Captchas are another older technology that there are several instances of. Google famously acquired ReCaptcha in 2009 for hundreds of millions of dollars. They introduced a new version in 2014, called NoCaptcha ReCaptcha. And in early 2017, the Invisible ReCaptcha was unveiled, so to speak. ReCaptcha has gone from a human vision solution to a fully automated approach (hence full circle back to the first item above, databases and behavioral).

Personally, I've had so much nonsense from the Google ReCaptchas that either end up making me solve a half-dozen puzzles or more, or that insist on presenting in a human language I cannot read. Google is very bad at both of these issues (producing puzzles for humans, and providing better language support. In both cases the problem could very easily be made much, much less horrible, if simple human factors were taken into account, such as the size of text and providing a consistent language menu item that is labeled to be identified by non-readers of the currently selected language. Both huge failures for a company that should have worked this out a decade ago.

There is one captcha system that actually works well, both for humans (to provide access to them), and for bots (to deny access to them), and that is the Really Simple Captcha.

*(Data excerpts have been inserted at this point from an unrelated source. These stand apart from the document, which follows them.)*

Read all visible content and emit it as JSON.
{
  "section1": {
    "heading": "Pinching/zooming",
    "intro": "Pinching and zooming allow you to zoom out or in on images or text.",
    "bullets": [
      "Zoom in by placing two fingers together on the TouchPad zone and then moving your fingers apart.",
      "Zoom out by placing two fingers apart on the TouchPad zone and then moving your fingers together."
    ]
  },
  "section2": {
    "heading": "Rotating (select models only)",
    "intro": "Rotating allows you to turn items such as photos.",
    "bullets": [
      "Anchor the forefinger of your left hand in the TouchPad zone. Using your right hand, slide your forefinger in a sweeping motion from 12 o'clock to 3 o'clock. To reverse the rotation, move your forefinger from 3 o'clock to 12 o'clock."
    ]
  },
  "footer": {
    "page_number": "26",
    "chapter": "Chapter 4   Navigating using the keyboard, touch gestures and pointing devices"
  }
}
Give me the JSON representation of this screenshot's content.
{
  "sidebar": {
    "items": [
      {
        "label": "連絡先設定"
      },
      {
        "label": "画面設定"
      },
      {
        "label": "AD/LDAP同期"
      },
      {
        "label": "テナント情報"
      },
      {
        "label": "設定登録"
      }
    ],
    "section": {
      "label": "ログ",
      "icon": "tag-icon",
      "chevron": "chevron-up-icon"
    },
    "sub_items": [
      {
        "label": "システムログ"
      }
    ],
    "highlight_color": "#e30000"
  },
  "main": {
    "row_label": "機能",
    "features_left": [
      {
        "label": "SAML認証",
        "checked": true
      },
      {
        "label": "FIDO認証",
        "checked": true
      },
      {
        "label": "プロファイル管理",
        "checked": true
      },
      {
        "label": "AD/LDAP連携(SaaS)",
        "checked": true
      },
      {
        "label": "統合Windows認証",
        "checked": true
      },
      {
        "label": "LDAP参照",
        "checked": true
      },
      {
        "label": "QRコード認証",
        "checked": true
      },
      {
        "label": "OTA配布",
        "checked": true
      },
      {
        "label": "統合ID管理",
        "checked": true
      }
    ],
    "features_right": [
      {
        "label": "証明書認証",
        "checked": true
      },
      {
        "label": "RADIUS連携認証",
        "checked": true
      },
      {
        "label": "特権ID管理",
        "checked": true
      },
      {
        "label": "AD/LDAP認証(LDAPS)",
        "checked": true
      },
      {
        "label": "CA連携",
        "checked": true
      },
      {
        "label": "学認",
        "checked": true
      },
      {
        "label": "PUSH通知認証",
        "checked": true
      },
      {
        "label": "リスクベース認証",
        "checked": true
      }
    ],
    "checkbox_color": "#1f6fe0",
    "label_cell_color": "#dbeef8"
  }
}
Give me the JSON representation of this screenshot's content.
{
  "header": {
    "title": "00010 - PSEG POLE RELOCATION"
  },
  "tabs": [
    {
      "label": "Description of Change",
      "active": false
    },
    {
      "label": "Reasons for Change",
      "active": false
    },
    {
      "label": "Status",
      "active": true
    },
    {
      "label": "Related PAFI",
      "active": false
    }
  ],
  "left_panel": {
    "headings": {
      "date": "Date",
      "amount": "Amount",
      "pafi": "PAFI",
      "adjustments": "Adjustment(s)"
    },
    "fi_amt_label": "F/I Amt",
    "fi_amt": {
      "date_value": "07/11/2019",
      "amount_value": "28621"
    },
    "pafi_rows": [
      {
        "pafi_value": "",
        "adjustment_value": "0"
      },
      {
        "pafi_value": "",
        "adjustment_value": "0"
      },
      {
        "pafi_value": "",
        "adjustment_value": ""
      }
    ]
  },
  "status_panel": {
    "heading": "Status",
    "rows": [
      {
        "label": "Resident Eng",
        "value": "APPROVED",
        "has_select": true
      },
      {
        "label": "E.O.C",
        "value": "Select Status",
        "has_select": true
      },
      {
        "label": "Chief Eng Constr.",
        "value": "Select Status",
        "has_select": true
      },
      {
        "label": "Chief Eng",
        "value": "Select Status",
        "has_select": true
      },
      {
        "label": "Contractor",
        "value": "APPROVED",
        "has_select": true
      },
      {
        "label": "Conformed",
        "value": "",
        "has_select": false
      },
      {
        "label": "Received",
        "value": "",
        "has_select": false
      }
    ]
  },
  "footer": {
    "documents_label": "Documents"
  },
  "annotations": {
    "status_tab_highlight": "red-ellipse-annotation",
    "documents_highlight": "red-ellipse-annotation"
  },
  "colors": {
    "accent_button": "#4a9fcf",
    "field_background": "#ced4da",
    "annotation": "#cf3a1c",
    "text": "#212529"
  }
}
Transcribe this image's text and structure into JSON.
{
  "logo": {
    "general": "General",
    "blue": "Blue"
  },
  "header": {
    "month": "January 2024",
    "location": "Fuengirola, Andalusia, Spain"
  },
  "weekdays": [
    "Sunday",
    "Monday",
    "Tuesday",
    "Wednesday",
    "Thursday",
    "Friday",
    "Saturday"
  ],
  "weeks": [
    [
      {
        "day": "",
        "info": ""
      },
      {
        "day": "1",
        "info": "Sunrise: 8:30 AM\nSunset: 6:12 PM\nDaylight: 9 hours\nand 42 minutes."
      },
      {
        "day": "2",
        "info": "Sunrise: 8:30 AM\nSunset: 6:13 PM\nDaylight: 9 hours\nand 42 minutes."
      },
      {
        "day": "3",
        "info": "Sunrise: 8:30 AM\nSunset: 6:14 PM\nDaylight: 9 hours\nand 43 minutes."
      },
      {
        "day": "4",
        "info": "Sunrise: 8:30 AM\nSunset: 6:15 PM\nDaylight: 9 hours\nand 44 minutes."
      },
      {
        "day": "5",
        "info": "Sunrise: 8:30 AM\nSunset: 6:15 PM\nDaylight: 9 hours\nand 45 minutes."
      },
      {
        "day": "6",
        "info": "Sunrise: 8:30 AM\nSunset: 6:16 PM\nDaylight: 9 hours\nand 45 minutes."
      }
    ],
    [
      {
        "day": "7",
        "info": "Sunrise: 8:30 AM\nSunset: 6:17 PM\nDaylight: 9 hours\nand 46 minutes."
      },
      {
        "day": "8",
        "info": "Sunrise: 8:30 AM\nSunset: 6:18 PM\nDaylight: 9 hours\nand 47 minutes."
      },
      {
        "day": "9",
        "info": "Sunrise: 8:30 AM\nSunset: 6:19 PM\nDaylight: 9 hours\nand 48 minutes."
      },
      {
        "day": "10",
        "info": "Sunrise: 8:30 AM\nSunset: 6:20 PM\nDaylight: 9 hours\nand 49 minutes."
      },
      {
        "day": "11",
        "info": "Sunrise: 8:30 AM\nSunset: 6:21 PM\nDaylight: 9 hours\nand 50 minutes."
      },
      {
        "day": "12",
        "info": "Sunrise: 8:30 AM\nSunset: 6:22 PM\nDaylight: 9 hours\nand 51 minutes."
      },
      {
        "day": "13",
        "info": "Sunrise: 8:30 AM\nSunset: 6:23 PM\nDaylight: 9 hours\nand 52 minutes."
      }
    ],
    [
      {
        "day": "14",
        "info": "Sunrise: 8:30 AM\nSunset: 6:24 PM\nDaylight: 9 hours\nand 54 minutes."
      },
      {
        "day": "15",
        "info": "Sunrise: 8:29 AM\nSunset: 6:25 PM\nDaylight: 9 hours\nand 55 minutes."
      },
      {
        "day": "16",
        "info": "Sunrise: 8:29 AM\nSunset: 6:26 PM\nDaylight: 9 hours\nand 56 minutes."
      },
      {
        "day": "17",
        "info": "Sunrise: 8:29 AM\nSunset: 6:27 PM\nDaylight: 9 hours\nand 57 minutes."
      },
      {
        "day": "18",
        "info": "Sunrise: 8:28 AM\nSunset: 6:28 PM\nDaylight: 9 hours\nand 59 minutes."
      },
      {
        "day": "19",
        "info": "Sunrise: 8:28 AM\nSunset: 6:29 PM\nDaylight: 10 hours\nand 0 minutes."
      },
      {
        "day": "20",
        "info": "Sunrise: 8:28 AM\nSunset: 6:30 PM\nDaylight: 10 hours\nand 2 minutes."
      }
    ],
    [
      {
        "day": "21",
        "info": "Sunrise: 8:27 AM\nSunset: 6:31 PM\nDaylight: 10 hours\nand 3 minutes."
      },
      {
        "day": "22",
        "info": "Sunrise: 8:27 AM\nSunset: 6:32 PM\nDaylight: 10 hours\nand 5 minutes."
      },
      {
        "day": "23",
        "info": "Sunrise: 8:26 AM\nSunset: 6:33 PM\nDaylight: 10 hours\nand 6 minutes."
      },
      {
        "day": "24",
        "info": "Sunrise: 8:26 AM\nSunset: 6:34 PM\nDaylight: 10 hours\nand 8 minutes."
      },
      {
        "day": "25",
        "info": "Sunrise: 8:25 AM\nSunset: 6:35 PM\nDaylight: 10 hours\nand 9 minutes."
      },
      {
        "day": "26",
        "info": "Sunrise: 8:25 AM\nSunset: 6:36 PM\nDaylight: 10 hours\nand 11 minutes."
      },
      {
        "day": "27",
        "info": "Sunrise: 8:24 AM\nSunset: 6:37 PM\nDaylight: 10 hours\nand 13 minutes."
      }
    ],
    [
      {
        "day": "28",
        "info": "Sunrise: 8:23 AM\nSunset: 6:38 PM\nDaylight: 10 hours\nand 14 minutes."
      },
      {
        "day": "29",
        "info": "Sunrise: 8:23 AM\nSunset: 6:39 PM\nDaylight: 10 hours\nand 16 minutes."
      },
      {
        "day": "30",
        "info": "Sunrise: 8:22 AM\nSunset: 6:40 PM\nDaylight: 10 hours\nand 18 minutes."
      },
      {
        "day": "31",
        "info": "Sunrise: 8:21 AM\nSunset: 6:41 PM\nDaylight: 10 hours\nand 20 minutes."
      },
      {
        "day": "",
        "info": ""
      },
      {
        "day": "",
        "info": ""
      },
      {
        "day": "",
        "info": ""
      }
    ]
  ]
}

Orginally designed to work with Contact Form 7 -- which it still does -- it also can work well with other forms, and has a basic library that can be used by WordPress developers.

Summary of Anti-Spam Solutions

For contact forms, use:

  • Contact Form 7
  • Contact Form 7 Honeypot
  • Really Simple Captcha
  • Add keywords to the > Settings > Discussion > Blacklist section

For comments in general

  • WP-Spamshield
  • Add keywords to the > Settings > Discussion > Blacklist section

For bot registration denial

  • Registration Honeypot